1. An oxygen evolution reaction catalyst, wherein the oxygen evolution reaction catalyst is an oxide material comprising iridium, tantalum and ruthenium:

wherein the oxygen evolution catalyst comprises a crystalline oxide phase having the rutile crystal structure;

wherein the crystalline oxide phase has a lattice parameter a of greater than 4.510 Å.

2. The oxygen evolution reaction according to claim 1, wherein ruthenium is present in an amount in the range of and including 1 to 15 atomic % based on the total atomic percent of iridium, tantalum and ruthenium species in the oxygen evolution reaction catalyst.

3. The oxygen evolution reaction catalyst of claim 1, wherein the oxygen evolution reaction catalyst has a BET surface area of at least 30 m2/g.

4. A method of synthesis of the oxygen evolution reaction catalyst according claim 1, the method comprising steps of:

providing an aqueous solution of compounds of iridium, tantalum and ruthenium;

spray drying the solution to form a dry powder; and

subjecting said powder to calcination to thereby form the oxygen evolution reaction catalyst.

5. The method of claim 4, wherein the step of providing an aqueous solution of compounds of iridium, tantalum and ruthenium comprises sub-steps of:

providing an aqueous solution of a compound of iridium and a compound of ruthenium; and

mixing said aqueous solution with an aqueous solution of a compound of tantalum.

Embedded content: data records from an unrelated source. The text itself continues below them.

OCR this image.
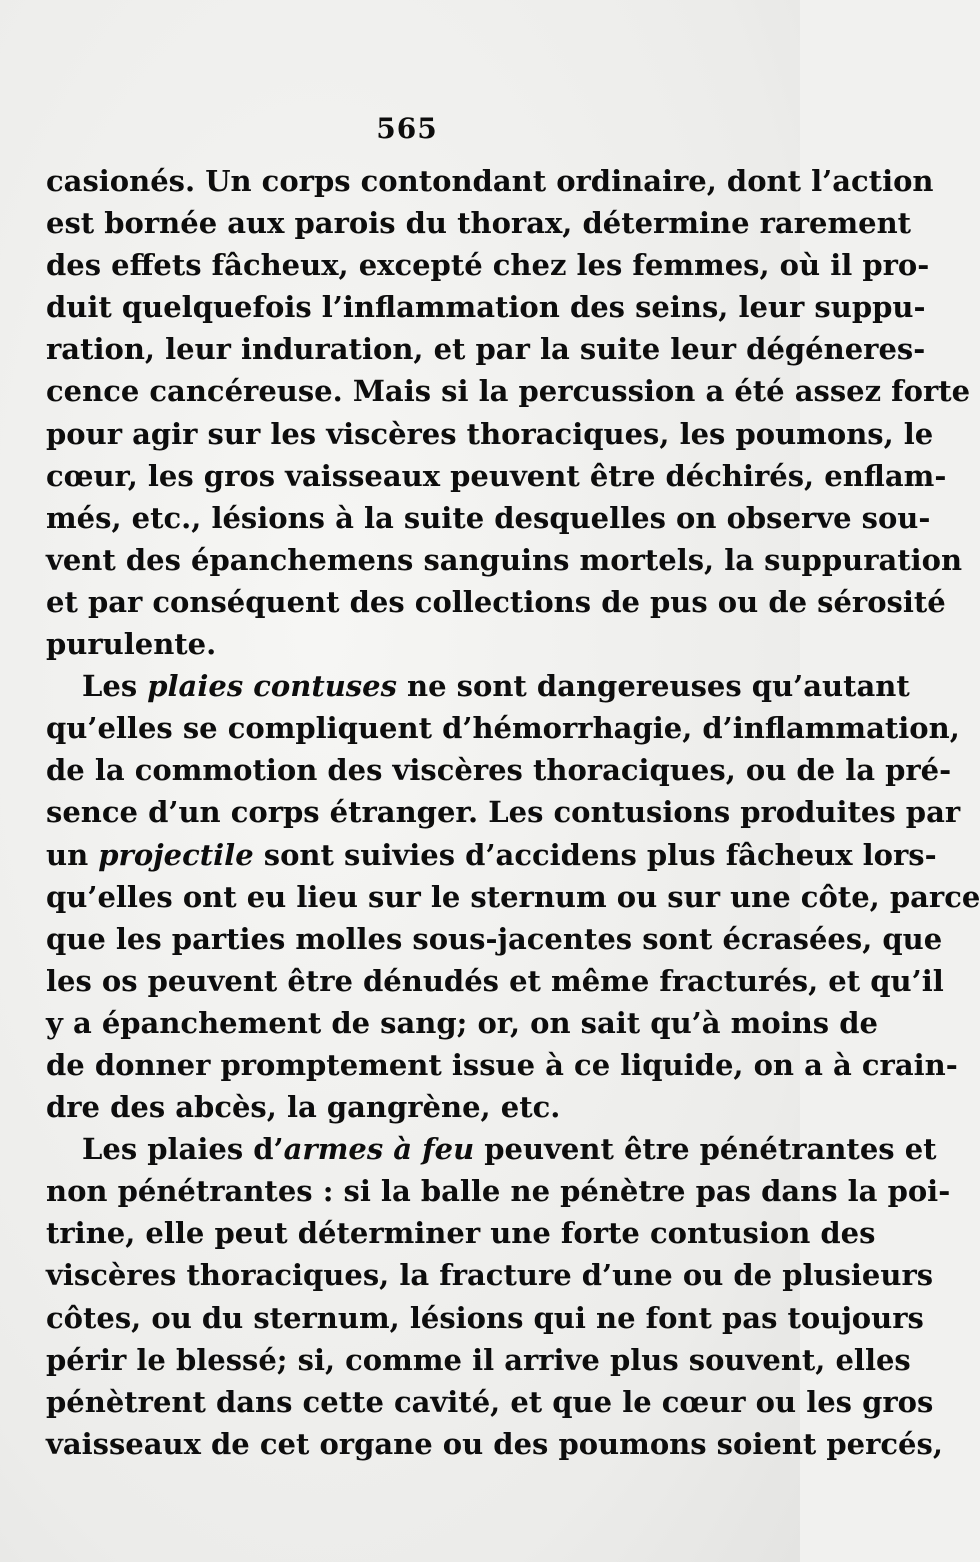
565
casionés. Un corps contondant ordinaire, dont l’action
est bornée aux parois du thorax, détermine rarement
des effets fâcheux, excepté chez les femmes, où il pro-
duit quelquefois l’inflammation des seins, leur suppu-
ration, leur induration, et par la suite leur dégéneres-
cence cancéreuse. Mais si la percussion a été assez forte
pour agir sur les viscères thoraciques, les poumons, le
cœur, les gros vaisseaux peuvent être déchirés, enflam-
més, etc., lésions à la suite desquelles on observe sou-
vent des épanchemens sanguins mortels, la suppuration
et par conséquent des collections de pus ou de sérosité
purulente.
Les plaies contuses ne sont dangereuses qu’autant
qu’elles se compliquent d’hémorrhagie, d’inflammation,
de la commotion des viscères thoraciques, ou de la pré-
sence d’un corps étranger. Les contusions produites par
un projectile sont suivies d’accidens plus fâcheux lors-
qu’elles ont eu lieu sur le sternum ou sur une côte, parce
que les parties molles sous-jacentes sont écrasées, que
les os peuvent être dénudés et même fracturés, et qu’il
y a épanchement de sang; or, on sait qu’à moins de
de donner promptement issue à ce liquide, on a à crain-
dre des abcès, la gangrène, etc.
Les plaies d’armes à feu peuvent être pénétrantes et
non pénétrantes : si la balle ne pénètre pas dans la poi-
trine, elle peut déterminer une forte contusion des
viscères thoraciques, la fracture d’une ou de plusieurs
côtes, ou du sternum, lésions qui ne font pas toujours
périr le blessé; si, comme il arrive plus souvent, elles
pénètrent dans cette cavité, et que le cœur ou les gros
vaisseaux de cet organe ou des poumons soient percés,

6. The method of claim 4, wherein the aqueous solution of compounds of iridium, tantalum and ruthenium has a molar ratio Ir:Ta:Ru of 5 to 7:2 to 4:0.5 to 1.5.

7. The method according to claim 4, wherein calcination is performed at a temperature in the range of and including 400° C. to 800° C.

8. A catalyst layer comprising the oxygen evolution reaction catalyst of claim 1 and a second electrocatalyst material.

9. The catalyst layer of claim 8, wherein the cathode layer is an anode catalyst layer, optionally an anode catalyst layer for a proton exchange membrane fuel cell.

10. The catalyst layer of claim 8, wherein the second electrocatalyst material is selected from:

the platinum group metals (platinum, palladium, rhodium, ruthenium, iridium and osmium);

gold or silver;

a base metal; or

an alloy or mixture comprising one or more of these metals or their oxides.

11. The catalyst layer of claim 8, wherein the weight ratio of the oxygen evolution reaction catalyst to the second electrocatalyst material in the catalyst layer is from 10:1 to 1:10.

12. A gas diffusion electrode comprising a gas diffusion layer and a catalyst layer as claimed in claim 8.

13. A catalysed membrane comprising an ion-conducting membrane and a catalyst layer as claimed in claim 8.

14. A membrane electrode assembly comprising a catalyst layer as claimed in claim 8.

15. A fuel cell comprising a catalyst layer as claimed in claim 8.